En application de l’article L. 4614-13 du code du travail, condamne la société Transports rapides automobiles à payer à la SCP Thouvenin, Coudray et Grévy la somme de 3 600 euros TTC ;

Dit que sur les diligences du procureur général près la Cour de cassation, le présent arrêt sera transmis pour être transcrit en marge ou à la suite de l’ordonnance partiellement cassée ;

Ainsi fait et jugé par la Cour de cassation, chambre sociale, et prononcé par le président en son audience publique du seize décembre deux mille vingt.

MOYENS ANNEXES au présent arrêt

Moyen produit AU POURVOI PRINCIPAL par la SCP Thouvenin, Coudray et Grévy, avocat aux Conseils, pour le comité social et économique (CSE) de Transdev TRA, venant aux droits du CHSCT de la société Transports rapides automobiles (TRA).

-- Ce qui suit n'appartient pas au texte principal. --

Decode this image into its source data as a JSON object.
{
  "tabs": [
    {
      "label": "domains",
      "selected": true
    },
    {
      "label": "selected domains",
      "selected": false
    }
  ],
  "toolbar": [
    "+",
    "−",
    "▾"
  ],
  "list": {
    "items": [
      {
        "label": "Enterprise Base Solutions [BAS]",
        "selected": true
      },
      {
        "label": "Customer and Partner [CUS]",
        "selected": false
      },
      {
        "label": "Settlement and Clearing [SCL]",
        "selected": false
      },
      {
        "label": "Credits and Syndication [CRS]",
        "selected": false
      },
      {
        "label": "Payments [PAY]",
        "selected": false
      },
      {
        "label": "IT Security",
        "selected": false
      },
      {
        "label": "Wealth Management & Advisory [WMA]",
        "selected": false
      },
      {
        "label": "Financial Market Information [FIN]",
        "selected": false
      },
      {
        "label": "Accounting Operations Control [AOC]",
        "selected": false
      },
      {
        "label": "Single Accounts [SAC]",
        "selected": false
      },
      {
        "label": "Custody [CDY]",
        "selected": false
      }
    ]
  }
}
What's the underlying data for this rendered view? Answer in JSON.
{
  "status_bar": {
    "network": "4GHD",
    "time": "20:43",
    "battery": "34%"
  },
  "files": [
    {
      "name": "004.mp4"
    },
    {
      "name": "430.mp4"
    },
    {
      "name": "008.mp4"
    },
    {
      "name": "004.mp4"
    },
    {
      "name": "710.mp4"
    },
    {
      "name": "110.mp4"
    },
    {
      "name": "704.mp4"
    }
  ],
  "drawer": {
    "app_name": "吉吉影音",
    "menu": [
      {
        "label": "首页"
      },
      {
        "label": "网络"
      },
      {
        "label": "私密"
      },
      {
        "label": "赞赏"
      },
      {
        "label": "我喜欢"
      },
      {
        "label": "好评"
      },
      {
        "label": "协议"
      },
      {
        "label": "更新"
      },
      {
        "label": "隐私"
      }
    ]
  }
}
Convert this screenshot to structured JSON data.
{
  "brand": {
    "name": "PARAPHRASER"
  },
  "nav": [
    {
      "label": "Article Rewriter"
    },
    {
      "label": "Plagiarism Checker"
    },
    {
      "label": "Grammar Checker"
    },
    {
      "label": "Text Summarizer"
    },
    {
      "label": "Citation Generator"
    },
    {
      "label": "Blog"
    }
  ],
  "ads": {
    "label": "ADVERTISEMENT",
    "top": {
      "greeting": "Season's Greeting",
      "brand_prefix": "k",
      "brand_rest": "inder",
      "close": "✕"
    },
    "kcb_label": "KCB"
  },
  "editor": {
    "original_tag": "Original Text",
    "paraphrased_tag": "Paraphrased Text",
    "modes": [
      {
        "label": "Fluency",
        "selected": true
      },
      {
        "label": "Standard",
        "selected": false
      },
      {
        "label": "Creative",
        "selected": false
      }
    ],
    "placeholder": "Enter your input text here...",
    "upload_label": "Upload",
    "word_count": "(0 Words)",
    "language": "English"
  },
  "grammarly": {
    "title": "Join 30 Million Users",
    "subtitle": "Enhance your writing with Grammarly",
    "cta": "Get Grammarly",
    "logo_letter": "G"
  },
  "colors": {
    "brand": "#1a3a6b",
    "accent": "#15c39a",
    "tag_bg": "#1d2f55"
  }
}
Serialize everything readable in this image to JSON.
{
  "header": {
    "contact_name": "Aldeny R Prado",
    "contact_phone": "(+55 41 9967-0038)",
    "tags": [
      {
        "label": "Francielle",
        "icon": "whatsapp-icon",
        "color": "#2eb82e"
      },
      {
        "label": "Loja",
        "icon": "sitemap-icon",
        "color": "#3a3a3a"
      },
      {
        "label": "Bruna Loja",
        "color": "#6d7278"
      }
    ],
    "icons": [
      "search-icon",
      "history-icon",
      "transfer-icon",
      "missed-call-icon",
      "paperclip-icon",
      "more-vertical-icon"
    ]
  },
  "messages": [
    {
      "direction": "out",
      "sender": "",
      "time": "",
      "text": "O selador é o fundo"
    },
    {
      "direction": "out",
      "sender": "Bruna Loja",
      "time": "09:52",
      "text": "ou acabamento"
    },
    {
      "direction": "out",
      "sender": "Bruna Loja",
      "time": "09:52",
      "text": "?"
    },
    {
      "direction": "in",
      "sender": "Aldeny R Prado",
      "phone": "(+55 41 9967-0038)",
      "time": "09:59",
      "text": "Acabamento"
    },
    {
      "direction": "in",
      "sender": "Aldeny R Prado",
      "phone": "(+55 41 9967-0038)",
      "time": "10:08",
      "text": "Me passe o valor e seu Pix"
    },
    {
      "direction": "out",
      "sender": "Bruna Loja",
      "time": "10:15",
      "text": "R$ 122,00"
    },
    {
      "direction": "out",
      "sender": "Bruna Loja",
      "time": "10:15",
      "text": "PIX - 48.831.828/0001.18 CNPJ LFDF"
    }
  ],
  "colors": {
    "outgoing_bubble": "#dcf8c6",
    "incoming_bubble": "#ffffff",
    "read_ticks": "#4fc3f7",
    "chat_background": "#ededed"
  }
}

Le moyen fait grief à l’ordonnance attaquée d’AVOIR annulé la délibération du 14 décembre 2018 du CHSCT de la société TRA.

AUX MOTIFS QU’ il ressort des termes versés aux débats de la délibération ayant donné lieu le vendredi 14 décembre 2018 au vote d’une expertise externe pour risque grave, qu’aucun élément circonstancié, tangible, précis et objectif ne vient soutenir cette notion de risque grave, suite à la survenance d’un ou plusieurs événements précis qui serait dûs à l’existence de ce risque ; qu’il en est notamment ainsi des affirmations imprécises de « situations loin de s’améliorer qui perdurent ou tendent à se dégrader continuellement », « de problèmes concernant toutes les catégories et métiers », les chauffeurs aujourd’hui très impactés par ces conditions dégradées", sans constat identifiable et constatable par des éléments objectifs patents ; que de même, « les impacts du stress et de la fatigue cumulés aux conditions de sécurité et matérielles dégradées », « un sentiment de mal-être », « une détresse et une colère », « une forte dégradation du sentiment de sécurité », un stress dangereux généré par la peur« , »la dégradation du climat et des relations", sont autant d’appréciations subjectives qualifiant une seule et même considération générale, et non un risque grave, objectivement identifié et actuel au jour de la décision ; que de plus, les motifs généraux évoqués, l’inquiétude ou les craintes exprimées, les griefs accumulés au titre d’allégations non étayées et dès lors nécessairement invérifiables, les divers reproches internes et externes à l’entreprise, ne sauraient également à eux-seuls, justifier d’un risque identifié, réel et actuel ; qu’il en est de même de faits postérieurs à ladite délibération produits notamment en pièces 11 à 14 des défendeurs, faisant au surplus état d’incidents ordinaires dans la vie d’une entreprise, tels qu’un« craquement dans le dos en se levant de son poste de conduite » ou encore une « douleur à la jambe », ou « au poignet, » à son poste de conduite,

ou d’incivilités fréquentes et extérieures à l’entreprise, commises quotidiennement et en tous lieux à l’encontre de tous prestataires de service public, et n’étant pas de nature à justifier en l’espèce d’un risque grave tel qu’allégué.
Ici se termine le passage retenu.